Geld ist eine äußerst nützliche Erfindung der Menschheit, die viele verschiedene Aufgaben erfüllt. Man kann es zum Beispiel verwenden, um den Wert von Waren oder Dienstleistungen zu bestimmen, oder um es zu sammeln, was nichts anderes als Vermögensbildung ist.

Wenn ein Europäer Rohstoffe wie Öl, das in Dollar gehandelt wird, auf dem Weltmarkt kaufen will, muss er seine Euro gegen Dollar tauschen. Dabei gibt es keine feste Regel, wie viel Dollar man für einen Euro bekommt.
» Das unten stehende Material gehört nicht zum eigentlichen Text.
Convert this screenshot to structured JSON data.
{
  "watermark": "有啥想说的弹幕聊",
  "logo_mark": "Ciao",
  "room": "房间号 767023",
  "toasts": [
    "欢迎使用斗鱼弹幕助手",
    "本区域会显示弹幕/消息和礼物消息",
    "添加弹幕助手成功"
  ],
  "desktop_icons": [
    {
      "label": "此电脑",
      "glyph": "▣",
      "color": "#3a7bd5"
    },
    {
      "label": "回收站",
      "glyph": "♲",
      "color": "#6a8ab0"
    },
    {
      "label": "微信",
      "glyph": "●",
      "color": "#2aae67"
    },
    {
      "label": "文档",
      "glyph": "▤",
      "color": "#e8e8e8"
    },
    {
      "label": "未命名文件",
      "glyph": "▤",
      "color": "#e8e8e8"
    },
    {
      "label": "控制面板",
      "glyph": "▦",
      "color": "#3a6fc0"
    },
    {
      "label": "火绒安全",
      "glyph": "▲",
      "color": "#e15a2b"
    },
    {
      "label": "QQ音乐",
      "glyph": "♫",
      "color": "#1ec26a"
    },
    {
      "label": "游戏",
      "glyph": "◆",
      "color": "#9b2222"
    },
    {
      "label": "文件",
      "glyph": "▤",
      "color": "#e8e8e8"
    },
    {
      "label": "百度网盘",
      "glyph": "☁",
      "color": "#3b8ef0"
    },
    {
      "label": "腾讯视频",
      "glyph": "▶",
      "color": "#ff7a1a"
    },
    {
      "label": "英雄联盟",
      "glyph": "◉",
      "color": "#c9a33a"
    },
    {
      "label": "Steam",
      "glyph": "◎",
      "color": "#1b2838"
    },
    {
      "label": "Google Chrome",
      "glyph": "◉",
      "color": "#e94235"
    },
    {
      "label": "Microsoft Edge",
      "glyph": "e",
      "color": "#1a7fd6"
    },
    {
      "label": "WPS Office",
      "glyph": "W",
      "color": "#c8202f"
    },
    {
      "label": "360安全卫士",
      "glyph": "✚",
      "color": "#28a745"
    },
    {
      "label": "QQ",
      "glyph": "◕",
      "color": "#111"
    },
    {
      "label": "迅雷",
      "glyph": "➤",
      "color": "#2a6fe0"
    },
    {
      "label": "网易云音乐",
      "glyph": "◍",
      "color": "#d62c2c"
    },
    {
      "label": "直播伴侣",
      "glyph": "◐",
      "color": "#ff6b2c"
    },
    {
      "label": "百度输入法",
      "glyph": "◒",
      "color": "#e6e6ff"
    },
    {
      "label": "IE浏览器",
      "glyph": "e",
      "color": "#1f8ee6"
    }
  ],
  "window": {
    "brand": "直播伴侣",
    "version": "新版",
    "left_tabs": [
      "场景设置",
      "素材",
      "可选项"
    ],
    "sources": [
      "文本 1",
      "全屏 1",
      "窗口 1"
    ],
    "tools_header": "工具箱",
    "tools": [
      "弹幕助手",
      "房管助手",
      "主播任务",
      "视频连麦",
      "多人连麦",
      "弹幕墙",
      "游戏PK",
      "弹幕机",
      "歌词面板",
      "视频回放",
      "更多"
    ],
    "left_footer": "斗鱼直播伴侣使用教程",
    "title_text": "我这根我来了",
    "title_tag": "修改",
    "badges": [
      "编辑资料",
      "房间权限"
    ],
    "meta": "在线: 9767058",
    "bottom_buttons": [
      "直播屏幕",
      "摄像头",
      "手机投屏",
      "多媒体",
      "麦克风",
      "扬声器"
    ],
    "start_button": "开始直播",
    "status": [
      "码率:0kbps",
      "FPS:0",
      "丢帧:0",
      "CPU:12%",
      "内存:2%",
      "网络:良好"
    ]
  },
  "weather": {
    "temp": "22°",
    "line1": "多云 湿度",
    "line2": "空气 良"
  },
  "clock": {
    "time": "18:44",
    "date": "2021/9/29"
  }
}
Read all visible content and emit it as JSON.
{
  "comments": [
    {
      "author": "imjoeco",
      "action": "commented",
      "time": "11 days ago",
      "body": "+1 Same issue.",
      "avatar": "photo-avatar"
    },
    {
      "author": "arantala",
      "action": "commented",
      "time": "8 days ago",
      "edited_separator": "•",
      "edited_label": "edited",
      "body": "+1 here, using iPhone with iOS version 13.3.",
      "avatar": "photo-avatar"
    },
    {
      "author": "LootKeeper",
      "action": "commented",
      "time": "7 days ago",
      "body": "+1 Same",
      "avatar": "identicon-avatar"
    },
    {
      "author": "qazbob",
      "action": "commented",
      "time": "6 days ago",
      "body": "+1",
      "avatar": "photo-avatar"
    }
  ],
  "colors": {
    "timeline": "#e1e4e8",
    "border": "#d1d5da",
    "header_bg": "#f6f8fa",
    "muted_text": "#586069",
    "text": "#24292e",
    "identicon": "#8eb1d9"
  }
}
Der Preis einer Währung wird von Angebot und Nachfrage bestimmt und kann mitunter stark schwanken.  

Was bedeutet ein starker oder schwacher Euro?
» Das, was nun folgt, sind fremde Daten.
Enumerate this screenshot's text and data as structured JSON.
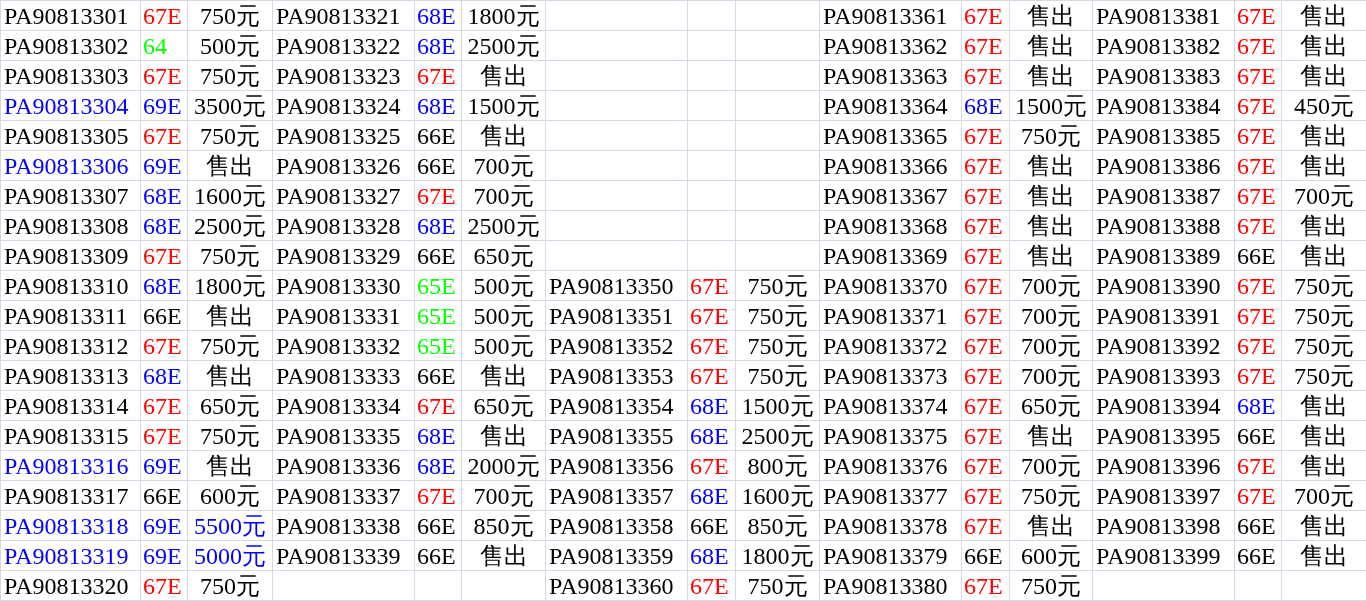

Die Begriffe stark (viele USD für einen Euro) und schwach (wenige USD für einen Euro) können verwirrend sein, weil sie in der Alltagssprache als Synonyme für gut und schlecht verwendet werden. Ein teurer Euro (stark) kann jedoch wirtschaftlich sowohl gut als auch schlecht sein.

Während man 2001 für 1 Euro knapp 0,88 Dollar bekam, waren es Anfang 2008 1,6 Dollar. Wenn eine Europäerin eine Maschine aus Amerika um 1 Millionen Dollar kaufen wollte, hätte sie im Jahr 2001 1,13 Millionen Euro dafür aufbringen müssen. Würde sie dieselbe Maschine im Jahr 2008 kaufen wollen, müsste sie nur 0,625 Millionen Euro aufbringen, um die benötigte Million Dollar zu bekommen.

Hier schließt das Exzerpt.